India's cement industry is estimated to have a capacity of about 420 million tonnes (mt). Production typically grows 5-6% a year, and caters to the housing, infrastructure and commercial sectors. The industry recovered from the demonetisation’s shock faster than expected, with the southern markets affected the least, Mint reported on 7 February.
According to HDFC Securities Ltd, production volume in January fell about 13% y-o-y, the first such decline since January 2001. The sector will likely see a decline in volume this fiscal, which was last seen in fiscal 2001, its analysts Ankur Kulshrestha and Sarfaraz Singh wrote in a 2 March report.
“Our channel checks across the country show cement demand, though still weak, is recovering from the effect of this move. Though states undergoing political processes (UP and Punjab) are an exception to this recovery as of now, there is a possibility demand may pick up once the government formation is complete,” Kulshrestha and Singh wrote.
It is highly likely this fiscal may end with a marginal y-o-y decline for the cement sector, CLSA said in a 1 March note to clients. “Cement production (as per Index of Industrial Production) declined 13.3% y-o-y in Jan-17 which was the sharpest decline in several months,” it said. “For full-year FY17, there is a strong chance industry volumes would be down slightly, a first in over 15 years.”

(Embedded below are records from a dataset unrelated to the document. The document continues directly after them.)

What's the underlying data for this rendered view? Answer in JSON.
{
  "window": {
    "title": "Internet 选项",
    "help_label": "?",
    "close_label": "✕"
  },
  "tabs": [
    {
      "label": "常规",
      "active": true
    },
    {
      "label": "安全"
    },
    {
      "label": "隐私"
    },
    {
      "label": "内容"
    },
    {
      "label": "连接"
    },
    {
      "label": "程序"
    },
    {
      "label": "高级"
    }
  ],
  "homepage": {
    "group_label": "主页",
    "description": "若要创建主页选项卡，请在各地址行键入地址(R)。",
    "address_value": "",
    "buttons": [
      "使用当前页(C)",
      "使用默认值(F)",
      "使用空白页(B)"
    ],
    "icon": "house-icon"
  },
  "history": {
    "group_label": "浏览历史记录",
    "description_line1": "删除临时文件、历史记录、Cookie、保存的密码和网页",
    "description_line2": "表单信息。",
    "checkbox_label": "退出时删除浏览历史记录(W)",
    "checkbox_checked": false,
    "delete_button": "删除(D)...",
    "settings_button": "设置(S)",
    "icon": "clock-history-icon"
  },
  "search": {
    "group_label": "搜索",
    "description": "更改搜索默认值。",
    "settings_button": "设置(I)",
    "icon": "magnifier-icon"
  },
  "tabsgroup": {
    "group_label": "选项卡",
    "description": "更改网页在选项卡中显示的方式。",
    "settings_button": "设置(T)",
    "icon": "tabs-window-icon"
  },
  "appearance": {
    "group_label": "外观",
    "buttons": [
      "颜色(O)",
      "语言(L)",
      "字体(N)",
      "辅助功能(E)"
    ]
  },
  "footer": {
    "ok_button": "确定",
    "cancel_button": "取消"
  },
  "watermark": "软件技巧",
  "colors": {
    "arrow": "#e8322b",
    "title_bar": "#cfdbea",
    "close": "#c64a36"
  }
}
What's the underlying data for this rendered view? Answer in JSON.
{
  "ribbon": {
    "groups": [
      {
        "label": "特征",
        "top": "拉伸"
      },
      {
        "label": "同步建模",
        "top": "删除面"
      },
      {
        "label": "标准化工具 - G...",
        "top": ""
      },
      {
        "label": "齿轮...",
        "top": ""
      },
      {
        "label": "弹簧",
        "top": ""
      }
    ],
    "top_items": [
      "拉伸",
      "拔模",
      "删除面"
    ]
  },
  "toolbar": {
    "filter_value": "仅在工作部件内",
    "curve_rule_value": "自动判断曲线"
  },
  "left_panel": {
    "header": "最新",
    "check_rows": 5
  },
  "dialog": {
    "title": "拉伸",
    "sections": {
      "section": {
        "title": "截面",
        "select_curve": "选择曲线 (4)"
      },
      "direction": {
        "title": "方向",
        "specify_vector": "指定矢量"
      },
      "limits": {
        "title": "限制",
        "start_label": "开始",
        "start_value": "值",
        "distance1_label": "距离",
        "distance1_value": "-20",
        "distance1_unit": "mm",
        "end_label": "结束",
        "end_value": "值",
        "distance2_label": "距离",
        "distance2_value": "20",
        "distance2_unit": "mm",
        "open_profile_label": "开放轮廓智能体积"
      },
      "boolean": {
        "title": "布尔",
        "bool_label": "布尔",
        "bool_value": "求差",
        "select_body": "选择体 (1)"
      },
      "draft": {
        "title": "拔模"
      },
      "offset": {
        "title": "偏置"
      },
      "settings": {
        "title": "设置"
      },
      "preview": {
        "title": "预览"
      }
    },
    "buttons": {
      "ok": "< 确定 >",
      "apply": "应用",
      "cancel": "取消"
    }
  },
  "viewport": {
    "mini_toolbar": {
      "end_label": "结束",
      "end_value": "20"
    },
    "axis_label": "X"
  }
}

After the government’s demonetisation move, which triggered a cash shortage, cement production growth slowed to 0.5% in November and fell 9% in December—taking production growth for the first nine months of FY17 to a mere 2.6%, according to Ambit Capital.
“Despite cement demand in FY17 being the weakest in 10 years, average prices have increased 5% as they are more of a function of supply moderation and pricing discipline than demand growth,” Ambit Capital analysts Nitin Bhasin and Parita Ashar wrote in a 27 February report.
While north, central and west regions will drive prices for the sector, south and east regions will drive demand, Bhasin and Ashar wrote.
Last year, cement makers benefitted from low fuel and commodity costs.
However, prices of coal and petcoke have risen sharply in the past six months, leading to higher fuel costs.
“Though the prices have recovered from the demonetisation lows, they have still not touched the October 2016-levels. The regions that witnessed sharp declines in prices have now seen a recovery, though with some exceptions,” the HDFC Securities report said.
H.M. Bangur, managing director, Shree Cement Ltd, declined to comment.
A spokesperson for ACC Ltd declined to comment.
Ambuja Cements Ltd and JK Lakshmi Cement Ltd did not respond to an email query sent on Friday.
“We have a cautious stance on the sector due to our worries on near-term demand which would keep cement prices volatile at the time when energy costs have been firming up,” the CLSA note said.